If we use an AC supply, we use the controlled rectifiers to convert fixed AC supply voltage to a variable AC supply voltage.

And if we use a DC supply, we use choppers to convert fixed DC voltage to variable Dc voltage.
Applications of DC motor
We perfectly know that DC motor is an electrical device that converts electrical power into mechanical power. As such, we can find many applications of DC motor.

Also, from the name, these types of motors run on DC power which is an easily available source. So it can be used in toys as it can be designed in small size.

Likewise, we said DC motor has a good speed regulation, so we use it in lifts, suburban trains, electric traction, and so on.

And as it also has a constant or low-speed torque, we use it in dynamic braking and reversing applications.

Lastly, we know there is more than one type of DC motor, thus, DC motor is everywhere depending on the type.
Applications of DC series motor:
DC series motor is the best of DC motors because it is suitable for both high and low power drives, for fixed and variable speed electric drives.

Likewise, it has a simple construction, it’s easy to design and maintenance. Also, it has a high starting torque that can be found toys and automotive applications like:

Electric traction.
Electric footing.
cranes.
lifts.
Air compressor.
elevators.
Winching systems.
Versatile electric equipment.
Hairdryer.
Vacuum cleaner, and so on where we also need a variation in speed.
Sewing machines and power tools.

Applications of DC shunt motor:
We know that Dc shunt motor is a constant speed motor so we use it where we need almost constant speed from no load to full load like in:

Automotive windscreen.
Wipers.
Lathes machines.
Drills.
Lifts.
Fans.
Boring mills.
Shapers.
Blowers.
Centrifugal pumps.
Conveyors.
Spinning and weaving machines.

Applications of separately excited Dc motor:
Separately excited Dc motor or permanent magnet Dc motor is a special type where we use a permanent magnet to create the required magnetic field.

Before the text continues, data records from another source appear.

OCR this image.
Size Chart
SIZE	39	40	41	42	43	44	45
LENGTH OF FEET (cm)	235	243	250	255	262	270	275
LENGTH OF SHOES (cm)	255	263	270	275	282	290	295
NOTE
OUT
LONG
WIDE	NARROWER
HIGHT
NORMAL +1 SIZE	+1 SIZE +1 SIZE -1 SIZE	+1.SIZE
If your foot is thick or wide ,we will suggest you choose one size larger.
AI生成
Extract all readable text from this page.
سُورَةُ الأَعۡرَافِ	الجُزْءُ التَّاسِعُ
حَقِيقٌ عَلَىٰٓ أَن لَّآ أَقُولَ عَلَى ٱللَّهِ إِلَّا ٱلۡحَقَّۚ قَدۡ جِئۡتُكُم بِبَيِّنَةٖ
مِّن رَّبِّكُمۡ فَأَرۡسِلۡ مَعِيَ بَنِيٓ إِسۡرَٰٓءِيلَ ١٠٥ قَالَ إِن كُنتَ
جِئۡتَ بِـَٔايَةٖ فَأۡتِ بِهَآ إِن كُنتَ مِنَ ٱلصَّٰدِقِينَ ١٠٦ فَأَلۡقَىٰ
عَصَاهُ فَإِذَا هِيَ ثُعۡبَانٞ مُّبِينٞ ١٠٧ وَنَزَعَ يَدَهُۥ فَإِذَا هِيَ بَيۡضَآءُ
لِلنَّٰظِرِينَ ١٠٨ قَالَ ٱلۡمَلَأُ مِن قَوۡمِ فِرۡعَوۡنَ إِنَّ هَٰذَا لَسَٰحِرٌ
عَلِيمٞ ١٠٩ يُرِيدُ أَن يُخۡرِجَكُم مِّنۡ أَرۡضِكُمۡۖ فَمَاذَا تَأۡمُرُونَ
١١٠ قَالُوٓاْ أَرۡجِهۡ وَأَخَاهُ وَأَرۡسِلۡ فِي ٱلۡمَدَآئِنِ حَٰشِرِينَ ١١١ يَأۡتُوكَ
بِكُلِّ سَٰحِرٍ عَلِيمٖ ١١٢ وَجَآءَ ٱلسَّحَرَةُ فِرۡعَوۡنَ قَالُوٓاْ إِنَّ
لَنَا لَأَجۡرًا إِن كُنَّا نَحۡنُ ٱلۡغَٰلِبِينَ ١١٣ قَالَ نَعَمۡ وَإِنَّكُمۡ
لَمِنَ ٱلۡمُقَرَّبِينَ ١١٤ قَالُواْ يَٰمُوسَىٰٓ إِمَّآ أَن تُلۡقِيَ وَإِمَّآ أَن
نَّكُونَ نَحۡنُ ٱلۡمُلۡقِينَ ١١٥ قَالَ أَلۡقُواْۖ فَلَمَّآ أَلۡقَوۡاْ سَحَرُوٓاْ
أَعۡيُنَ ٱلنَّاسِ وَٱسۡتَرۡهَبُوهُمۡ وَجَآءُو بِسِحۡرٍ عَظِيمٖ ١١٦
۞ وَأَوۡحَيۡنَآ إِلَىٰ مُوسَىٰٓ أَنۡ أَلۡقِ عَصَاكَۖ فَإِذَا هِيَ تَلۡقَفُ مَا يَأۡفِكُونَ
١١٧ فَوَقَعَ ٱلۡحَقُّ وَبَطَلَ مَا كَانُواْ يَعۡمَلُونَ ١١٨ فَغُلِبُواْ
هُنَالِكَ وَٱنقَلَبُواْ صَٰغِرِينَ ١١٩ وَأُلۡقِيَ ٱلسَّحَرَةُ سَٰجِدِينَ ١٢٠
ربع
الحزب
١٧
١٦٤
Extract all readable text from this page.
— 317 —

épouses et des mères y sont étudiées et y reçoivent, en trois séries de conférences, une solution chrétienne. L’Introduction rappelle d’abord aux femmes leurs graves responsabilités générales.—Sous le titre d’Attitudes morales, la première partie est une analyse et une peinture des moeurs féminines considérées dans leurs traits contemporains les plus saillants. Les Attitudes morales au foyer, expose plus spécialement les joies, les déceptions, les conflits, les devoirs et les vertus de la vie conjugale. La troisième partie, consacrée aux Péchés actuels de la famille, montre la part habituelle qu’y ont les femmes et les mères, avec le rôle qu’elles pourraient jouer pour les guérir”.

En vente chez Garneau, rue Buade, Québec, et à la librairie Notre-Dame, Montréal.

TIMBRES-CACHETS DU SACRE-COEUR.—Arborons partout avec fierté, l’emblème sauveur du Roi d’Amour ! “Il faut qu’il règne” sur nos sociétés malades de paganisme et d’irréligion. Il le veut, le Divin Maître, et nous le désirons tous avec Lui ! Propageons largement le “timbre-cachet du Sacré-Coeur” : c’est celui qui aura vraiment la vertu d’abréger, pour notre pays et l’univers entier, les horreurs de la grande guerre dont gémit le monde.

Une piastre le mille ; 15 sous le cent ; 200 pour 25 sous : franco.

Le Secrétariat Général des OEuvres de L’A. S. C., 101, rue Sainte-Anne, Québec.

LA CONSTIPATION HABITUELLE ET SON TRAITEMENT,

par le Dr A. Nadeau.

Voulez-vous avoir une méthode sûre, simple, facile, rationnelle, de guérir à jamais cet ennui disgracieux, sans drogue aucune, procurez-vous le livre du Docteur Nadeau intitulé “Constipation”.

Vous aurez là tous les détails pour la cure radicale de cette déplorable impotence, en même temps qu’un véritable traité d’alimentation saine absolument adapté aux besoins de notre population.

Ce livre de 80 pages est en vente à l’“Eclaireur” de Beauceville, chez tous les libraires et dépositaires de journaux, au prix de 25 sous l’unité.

Similarly, we also know that it doesn’t need to control the speed so it’s usually used in:

Windshield wipers.
Washer.
 Automobiles as a starter motor.
 Blowers in heaters and air conditioners.
 Personal computer disc drives.
 Wheelchairs.
 Toys.
 And also in small fractional and sub-fractional KW motors.

Applications of compound Dc motor:
We have two types of compound motor. Firstly, the differential compound and we rarely use it because it has poor torque characteristics. Secondly, the other is the cumulative compound which has a high starting torque and good speed regulation at high speed so it’s the most used in:

Presses.
Electric shovels.
Reciprocating machine.
Conveyors.
Stamping machine.
Elevators.
Compressors.
Hoist.
Rolling mills.
Heavy planners, and so on.

Applications of brushless DC motor:
Previously, we said brushless DC motor is a special motor because it doesn’t contain brushes. Also, it has high efficiency, high speed, and electronic control so we use it in many applications like:

In computer peripherals (disk drives, printers).
Hand-held power tools.
Consumer electronics.
Transport.
Heating and ventilation.
Vehicles ranging from aircraft to automobiles.
For Small cooling fans.
And for gramophone records in direct-drive turntables.

Finally, it’s clear that applications of DC motor are everywhere around us in homes, workshops, factories and so on which make it very important to us.